Das Ritual des Kreuzschlagens ist bereits sehr alt. Wenngleich es in der Bibel nicht erwähnt ist, wird es für uns doch schon im 4. Jh. greifbar: Athanasius von Alexandria etwa nennt das Kreuzschlagen bereits zu seiner Zeit einen „uralten Brauch“ und Cyrill von Jerusalem beschreibt, wie man mit dem Kreuz Menschen und Gegenstände „besiegelte“. Das Kreuzzeichen hat also Christen der ganzen Kirchengeschichte überall in ihrem Alltag begleitet.

Kreuz schlagen

Kreuz schlagen

Über die Jahrhunderte hinweg haben sich verschiedene Arten, das Kreuz zu schlagen, herausgebildet. Beim so genannten „großen Kreuzzeichen“ berührt man in unseren Längengraden mit den Fingern zuerst die Stirn, dann den Bauch, folgend die linke Schulter und schließlich die rechte. Aus der ostkirchlichen Tradition entstammt es, dies mit den drei Fingern Daumen, Zeige- und Mittelfinger zu tun als Symbol für die Dreifaltigkeit Gottes.

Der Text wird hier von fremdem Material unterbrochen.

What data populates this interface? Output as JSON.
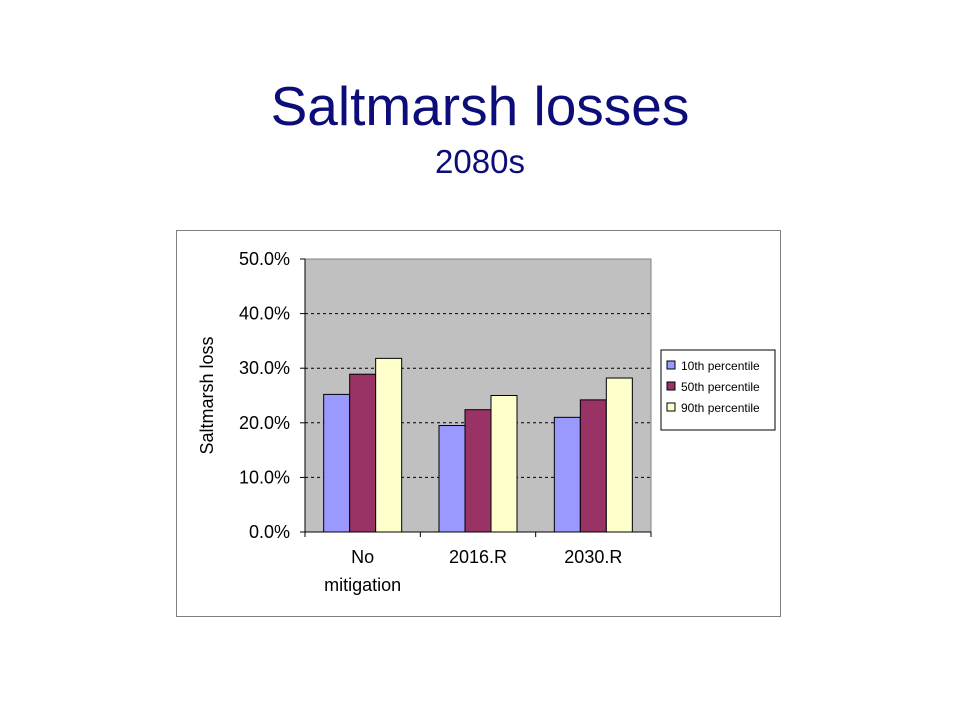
{
  "slide": {
    "title": "Saltmarsh losses",
    "subtitle": "2080s"
  },
  "chart_data": {
    "type": "bar",
    "categories": [
      [
        "No",
        "mitigation"
      ],
      [
        "2016.R"
      ],
      [
        "2030.R"
      ]
    ],
    "series": [
      {
        "name": "10th percentile",
        "values": [
          25.2,
          19.5,
          21.0
        ],
        "color": "#9999ff"
      },
      {
        "name": "50th percentile",
        "values": [
          28.9,
          22.4,
          24.2
        ],
        "color": "#993366"
      },
      {
        "name": "90th percentile",
        "values": [
          31.8,
          25.0,
          28.2
        ],
        "color": "#ffffcc"
      }
    ],
    "ylabel": "Saltmarsh loss",
    "ylim": [
      0,
      50
    ],
    "yticks": [
      "0.0%",
      "10.0%",
      "20.0%",
      "30.0%",
      "40.0%",
      "50.0%"
    ],
    "ytick_values": [
      0,
      10,
      20,
      30,
      40,
      50
    ],
    "plot_background": "#c0c0c0",
    "grid": true,
    "legend_position": "right"
  }
}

Das Kreuzschlagen wurde als Schutzzeichen und als Segenszeichen aufgefasst. So wurde alles – das Brot, der Becher oder ebenso ein Mensch – als Christus zugehörig gekennzeichnet. Nun ist das Kreuz aber auch das Zeichen des leidenden und auferstandenen Christus – es ist das Zeichen von Gottes Liebe für diese Welt. Indem wir ein Kreuz schlagen, können wir Gottes Liebe in die Gegensätze des menschlichen Lebens einzeichnen: In unser Denken und Planen – wir berühren unsere Stirn, in unser Fühlen und Getriebensein – wir berühren den Bauch, in unser unbewusstes und bewusstes Handeln – linke und rechte Schulter.

Probieren Sie es einmal aus: Schlagen Sie ein Kreuz und bedenken Sie die Gegensätze Ihres Lebens im Zeichen der Liebe. Schlagen Sie es noch einmal und kennzeichnen Sie bewusst alle Bereiche Ihres Daseins als Gott zugehörig und bitten Sie darum, dass Christus diese prägen möge. Vom Kreuz her, dem Zeichen, das Christen besonders in der vorösterlichen Zeit begleitet, können Sie ihren Alltag so neu überdenken und ausrichten.